Bu Kadar da Haksızlık Olmaz ki

3. dalga feminizmin Batılı ülkelerde yaptığı en büyük tahribat, evlilik kurumunu mahvetmesi oldu. Özellikle bazı erkeklerin kabusu haline gelen boşanma mahkemelerinde kadına yapılan pozitif ayrımcılık ve temel hukuk kurallarını hiçe sayarak “suçu sabit görülene kadar suçsuz kabulü” yerine erkekten suçsuzluğunu ispat etmesinin istenmesi, kötü niyetli kadınların eski kocalarının hayatını kabusa çevirmesi ile sonuçlandı. Yazılı olmayan düsturu “kadın kötü olamaz, insan kötü ise erkektir” (kadınlar melektir ya da çiçektir ya) olan bu feminist dünya düzeni Türkiye’ye de hızla sızıyor ve aşağıdaki hikayelere neden oluyor. Kötü niyetli bir kadının erkeğin hayatını ve çocuğunun hayatını mahvedebileceği, çocuğu sadece para için rehin tutabileceği düşünülmüyor bile, annenin kutsal olması gibi bir başka propogandadan belki.

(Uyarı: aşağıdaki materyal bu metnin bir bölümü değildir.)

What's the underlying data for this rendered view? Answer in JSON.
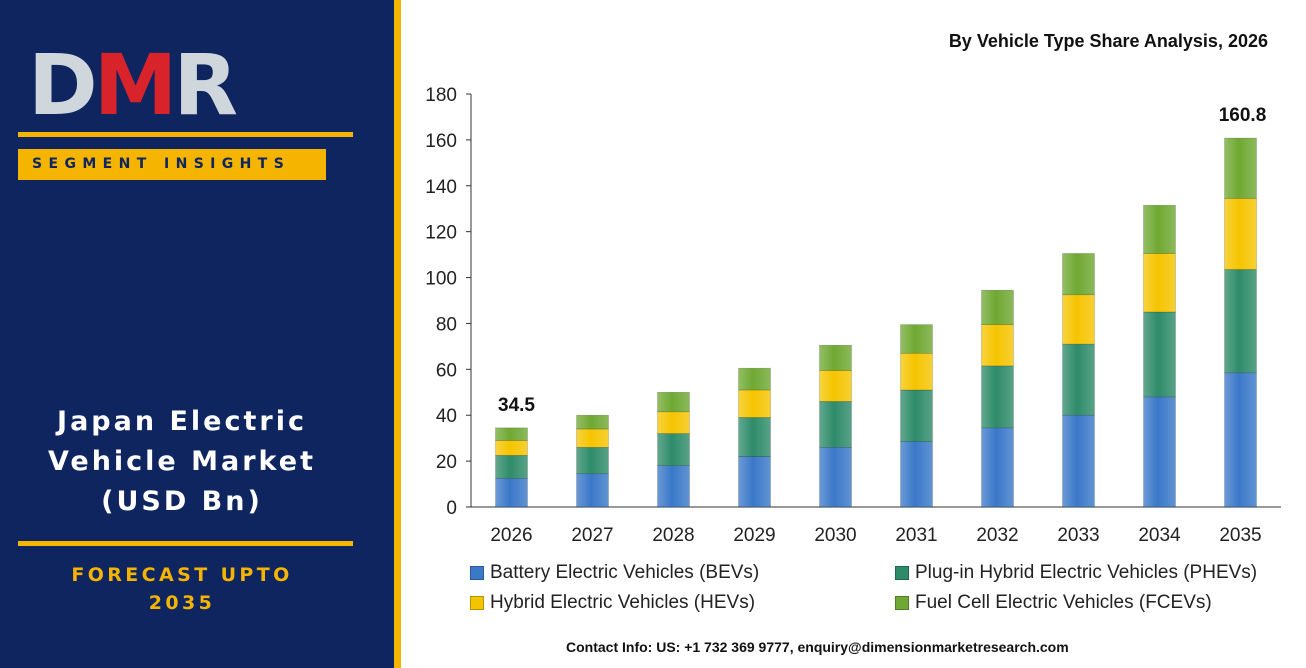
{
  "brand": {
    "logo_letters": [
      "D",
      "M",
      "R"
    ],
    "segment_label": "SEGMENT INSIGHTS",
    "title_lines": [
      "Japan Electric",
      "Vehicle Market",
      "(USD Bn)"
    ],
    "forecast_lines": [
      "FORECAST UPTO",
      "2035"
    ],
    "colors": {
      "navy": "#0f2560",
      "gold": "#f4b400",
      "logo_red": "#d9232b",
      "logo_grey": "#cfd6dc"
    }
  },
  "contact": "Contact Info: US: +1 732 369 9777, enquiry@dimensionmarketresearch.com",
  "chart_data": {
    "type": "bar",
    "stacked": true,
    "title": "By Vehicle Type Share Analysis, 2026",
    "categories": [
      "2026",
      "2027",
      "2028",
      "2029",
      "2030",
      "2031",
      "2032",
      "2033",
      "2034",
      "2035"
    ],
    "series": [
      {
        "name": "Battery Electric Vehicles (BEVs)",
        "color": "#3a78c8",
        "values": [
          12.5,
          14.5,
          18,
          22,
          26,
          28.5,
          34.5,
          40,
          48,
          58.5
        ]
      },
      {
        "name": "Plug-in Hybrid Electric Vehicles (PHEVs)",
        "color": "#2e8b6a",
        "values": [
          10,
          11.5,
          14,
          17,
          20,
          22.5,
          27,
          31,
          37,
          45
        ]
      },
      {
        "name": "Hybrid Electric Vehicles (HEVs)",
        "color": "#f5c400",
        "values": [
          6.5,
          8,
          9.5,
          12,
          13.5,
          16,
          18,
          21.5,
          25.5,
          31
        ]
      },
      {
        "name": "Fuel Cell Electric Vehicles (FCEVs)",
        "color": "#6fa832",
        "values": [
          5.5,
          6,
          8.5,
          9.5,
          11,
          12.5,
          15,
          18,
          21,
          26.3
        ]
      }
    ],
    "data_labels": [
      {
        "category": "2026",
        "text": "34.5"
      },
      {
        "category": "2035",
        "text": "160.8"
      }
    ],
    "ylim": [
      0,
      180
    ],
    "yticks": [
      0,
      20,
      40,
      60,
      80,
      100,
      120,
      140,
      160,
      180
    ],
    "grid": false,
    "legend_position": "bottom"
  }
}
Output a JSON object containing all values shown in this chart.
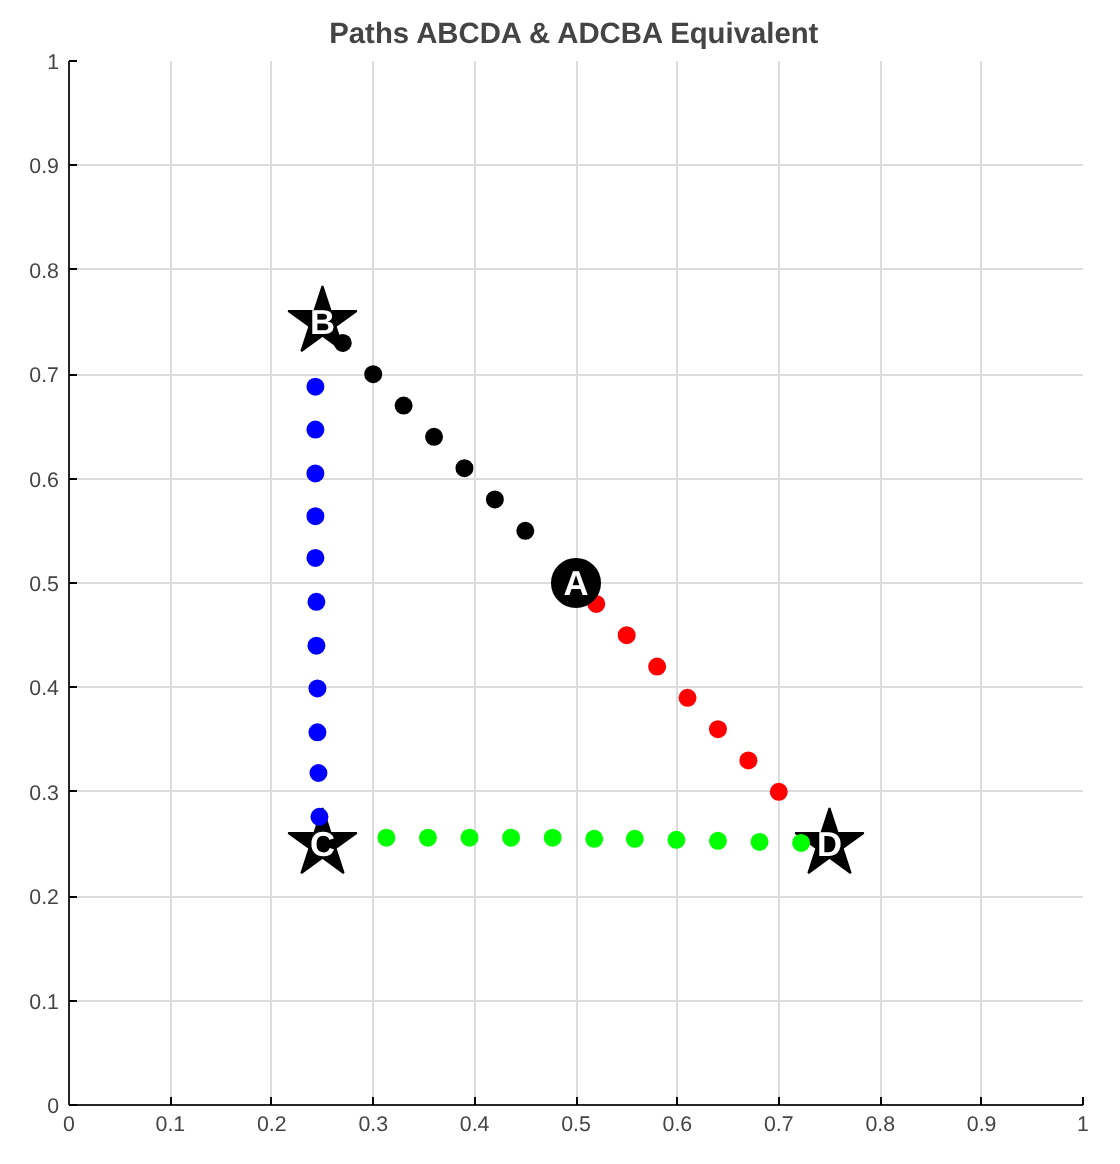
{
  "chart_data": {
    "type": "scatter",
    "title": "Paths ABCDA & ADCBA Equivalent",
    "xlim": [
      0,
      1
    ],
    "ylim": [
      0,
      1
    ],
    "xticks": [
      0,
      0.1,
      0.2,
      0.3,
      0.4,
      0.5,
      0.6,
      0.7,
      0.8,
      0.9,
      1
    ],
    "yticks": [
      0,
      0.1,
      0.2,
      0.3,
      0.4,
      0.5,
      0.6,
      0.7,
      0.8,
      0.9,
      1
    ],
    "grid": true,
    "marker": "circle",
    "series": [
      {
        "color": "#000000",
        "x": [
          0.27,
          0.3,
          0.33,
          0.36,
          0.39,
          0.42,
          0.45
        ],
        "values": [
          0.73,
          0.7,
          0.67,
          0.64,
          0.61,
          0.58,
          0.55
        ]
      },
      {
        "color": "#ff0000",
        "x": [
          0.52,
          0.55,
          0.58,
          0.61,
          0.64,
          0.67,
          0.7
        ],
        "values": [
          0.48,
          0.45,
          0.42,
          0.39,
          0.36,
          0.33,
          0.3
        ]
      },
      {
        "color": "#00ff00",
        "x": [
          0.313,
          0.354,
          0.395,
          0.436,
          0.477,
          0.518,
          0.558,
          0.599,
          0.64,
          0.681,
          0.722
        ],
        "values": [
          0.256,
          0.256,
          0.256,
          0.256,
          0.256,
          0.255,
          0.255,
          0.254,
          0.253,
          0.252,
          0.251
        ]
      },
      {
        "color": "#0000ff",
        "x": [
          0.243,
          0.243,
          0.243,
          0.243,
          0.243,
          0.244,
          0.244,
          0.245,
          0.245,
          0.246,
          0.247
        ],
        "values": [
          0.688,
          0.647,
          0.605,
          0.564,
          0.524,
          0.482,
          0.44,
          0.399,
          0.357,
          0.318,
          0.276
        ]
      },
      {
        "color": "#000000",
        "marker": "star",
        "x": [
          0.25,
          0.25,
          0.75
        ],
        "values": [
          0.75,
          0.25,
          0.25
        ]
      },
      {
        "color": "#000000",
        "marker": "circle",
        "x": [
          0.5
        ],
        "values": [
          0.5
        ]
      }
    ],
    "annotations": [
      {
        "text": "A",
        "x": 0.5,
        "y": 0.5
      },
      {
        "text": "B",
        "x": 0.25,
        "y": 0.75
      },
      {
        "text": "C",
        "x": 0.25,
        "y": 0.25
      },
      {
        "text": "D",
        "x": 0.75,
        "y": 0.25
      }
    ]
  }
}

Boşanma kanunları bu şekilde devam ederse hem erkekler, hem de kadınlar büyük zarar görecek. Yakında Batıdaki gibi kar – zarar hesabı yapıp erkekler yığınlar halinde evliliğe sırt çevirecek ve büyük sayıda kadın evlenemeyecek ve çocuk sahibi olamayacak.

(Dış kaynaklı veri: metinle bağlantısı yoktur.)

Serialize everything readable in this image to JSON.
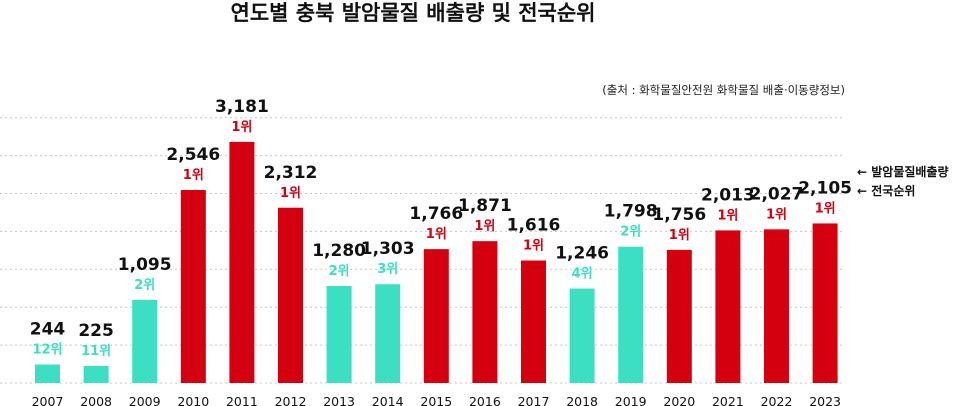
{
  "title": "연도별 충북 발암물질 배출량 및 전국순위",
  "source": "(출처 : 화학물질안전원 화학물질 배출·이동량정보)",
  "legend": {
    "emission": "← 발암물질배출량",
    "rank": "← 전국순위"
  },
  "colors": {
    "rank_one": "#d4000f",
    "other_rank": "#3cdfc2",
    "grid": "#c8c8c8"
  },
  "chart_data": {
    "type": "bar",
    "categories": [
      "2007",
      "2008",
      "2009",
      "2010",
      "2011",
      "2012",
      "2013",
      "2014",
      "2015",
      "2016",
      "2017",
      "2018",
      "2019",
      "2020",
      "2021",
      "2022",
      "2023"
    ],
    "values": [
      244,
      225,
      1095,
      2546,
      3181,
      2312,
      1280,
      1303,
      1766,
      1871,
      1616,
      1246,
      1798,
      1756,
      2013,
      2027,
      2105
    ],
    "value_labels": [
      "244",
      "225",
      "1,095",
      "2,546",
      "3,181",
      "2,312",
      "1,280",
      "1,303",
      "1,766",
      "1,871",
      "1,616",
      "1,246",
      "1,798",
      "1,756",
      "2,013",
      "2,027",
      "2,105"
    ],
    "ranks": [
      "12위",
      "11위",
      "2위",
      "1위",
      "1위",
      "1위",
      "2위",
      "3위",
      "1위",
      "1위",
      "1위",
      "4위",
      "2위",
      "1위",
      "1위",
      "1위",
      "1위"
    ],
    "ylim": [
      0,
      3400
    ],
    "gridlines": [
      0,
      500,
      1000,
      1500,
      2000,
      2500,
      3000,
      3500
    ],
    "xlabel": "",
    "ylabel": ""
  }
}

3. dalga feminizmin amacı kadınların hayatını iyileştirmek falan değil. O ilk ve ikinci dalga feminizmin amacı idi. Son dalga feminizmin kadınları zerre kadar da düşündüğü yok. Tek amaç, toplumu yıkmak.

Aşağıdaki eski bir hikaye ama hem hikayenin kendisi hem de altında yorumlarda yazanlar ilgi çekici. Karşımızda, ne suç işlerse işlesin ceza almayacağını bilen bir psikopat var ve sırf kadın olduğu için üzerinde de yaptırım yok.

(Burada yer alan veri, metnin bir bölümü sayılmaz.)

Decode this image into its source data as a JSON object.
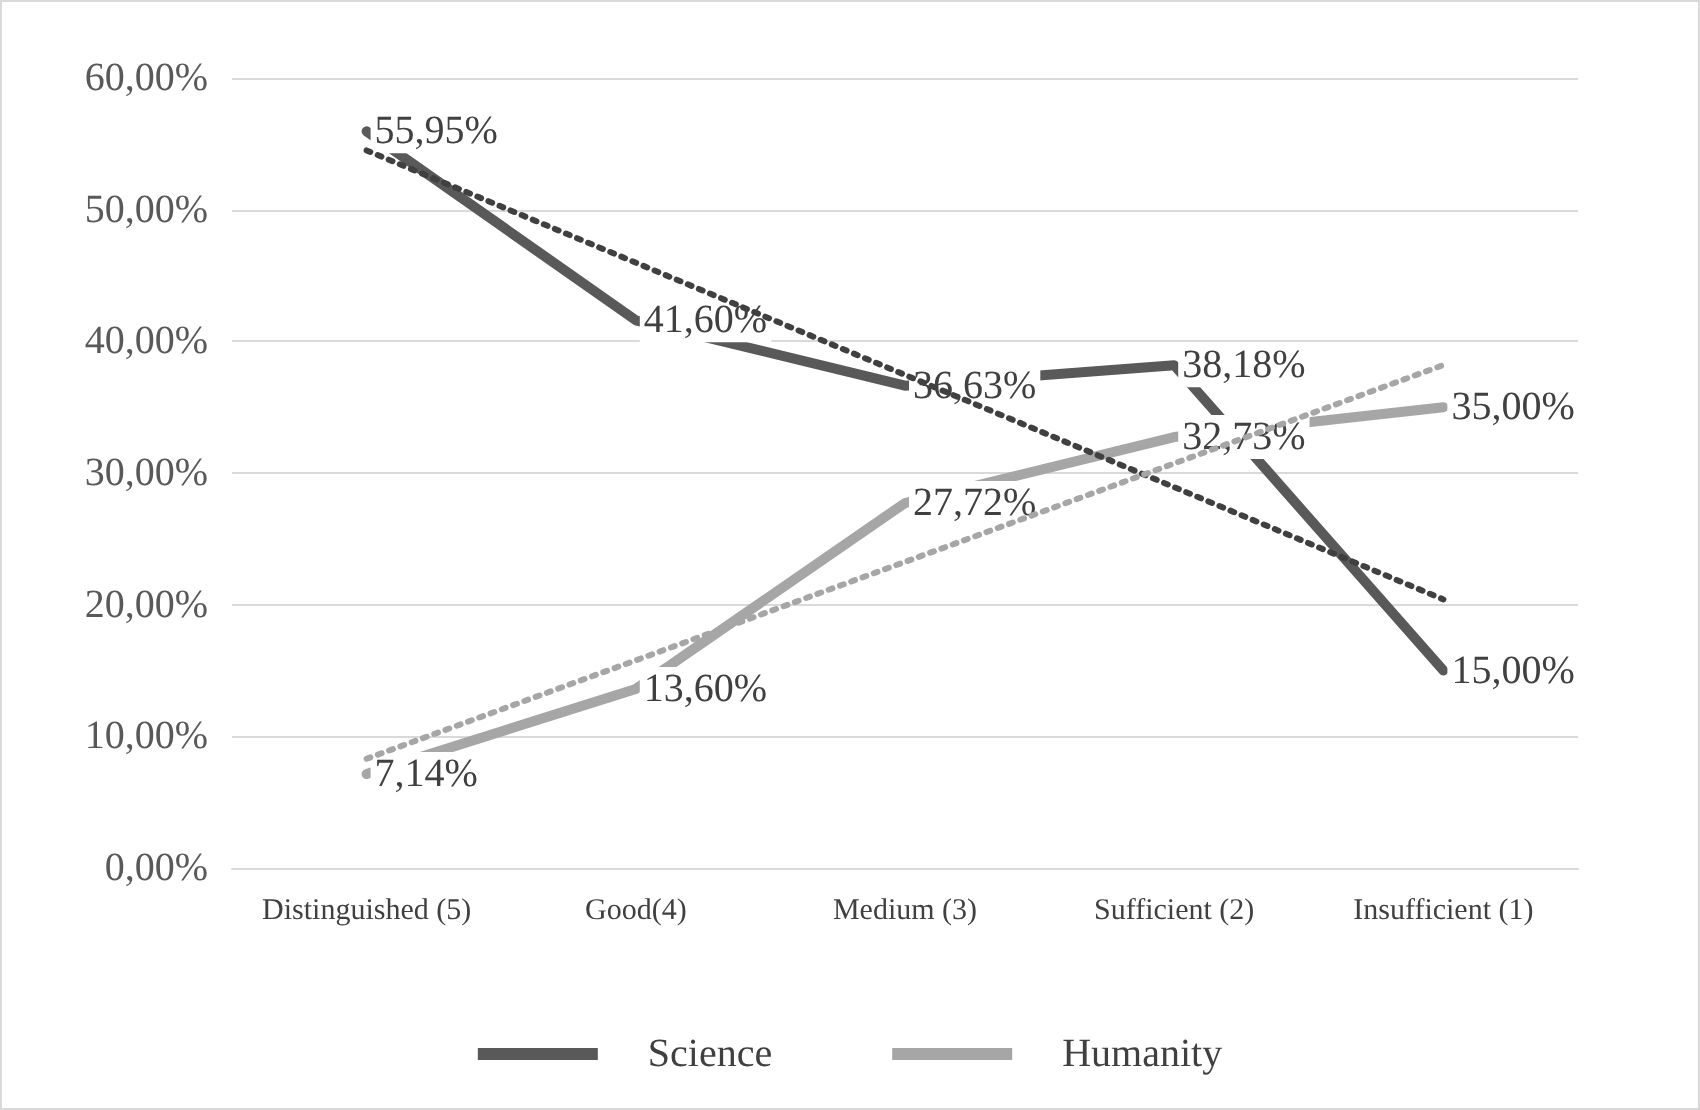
{
  "chart_data": {
    "type": "line",
    "categories": [
      "Distinguished (5)",
      "Good(4)",
      "Medium (3)",
      "Sufficient (2)",
      "Insufficient (1)"
    ],
    "series": [
      {
        "name": "Science",
        "color": "#595959",
        "values": [
          55.95,
          41.6,
          36.63,
          38.18,
          15.0
        ],
        "value_labels": [
          "55,95%",
          "41,60%",
          "36,63%",
          "38,18%",
          "15,00%"
        ]
      },
      {
        "name": "Humanity",
        "color": "#a6a6a6",
        "values": [
          7.14,
          13.6,
          27.72,
          32.73,
          35.0
        ],
        "value_labels": [
          "7,14%",
          "13,60%",
          "27,72%",
          "32,73%",
          "35,00%"
        ]
      },
      {
        "type": "line",
        "color": "#404040",
        "line_style": "dotted",
        "x": [
          "Distinguished (5)",
          "Insufficient (1)"
        ],
        "values": [
          54.5,
          20.4
        ]
      },
      {
        "type": "line",
        "color": "#a6a6a6",
        "line_style": "dotted",
        "x": [
          "Distinguished (5)",
          "Insufficient (1)"
        ],
        "values": [
          8.3,
          38.2
        ]
      }
    ],
    "ylim": [
      0,
      60
    ],
    "yticks": [
      {
        "value": 0,
        "label": "0,00%"
      },
      {
        "value": 10,
        "label": "10,00%"
      },
      {
        "value": 20,
        "label": "20,00%"
      },
      {
        "value": 30,
        "label": "30,00%"
      },
      {
        "value": 40,
        "label": "40,00%"
      },
      {
        "value": 50,
        "label": "50,00%"
      },
      {
        "value": 60,
        "label": "60,00%"
      }
    ],
    "grid": "y",
    "legend": "bottom",
    "marker": "none",
    "line_style": "solid"
  }
}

Daha yüzümüzü kimse görmeden kendimizi savunamadan davacının isteği kabul ederek nafaka arttırılmış. Artık 250 lira yerine 500 lira vereceğim. Bazıları ‘’ nasılsa oğluna gidiyor , olsun varsın’’ diyor ama durum öyle değil, Oğlum ne zaman gelse fukara çocuğu gibi giyinmiş oluyor, bir bakışta anlaşılıyor ki bu çocuğun bakımı yok ve ayda 100 lira bile harcanmıyor. Oğlumun ne eğitimi ne de giyimi anne ve babasının yaşam standardına uymuyor . Ben aldığım bütün maaşımı bile versem bu durum değişmeyecek. Para başka yere harcanacak.Oğlum gene bakımsız yaşayacak.Ama hakim bunu bilemeyecek çünkü beni dinlemeyi gereksiz bulmuş.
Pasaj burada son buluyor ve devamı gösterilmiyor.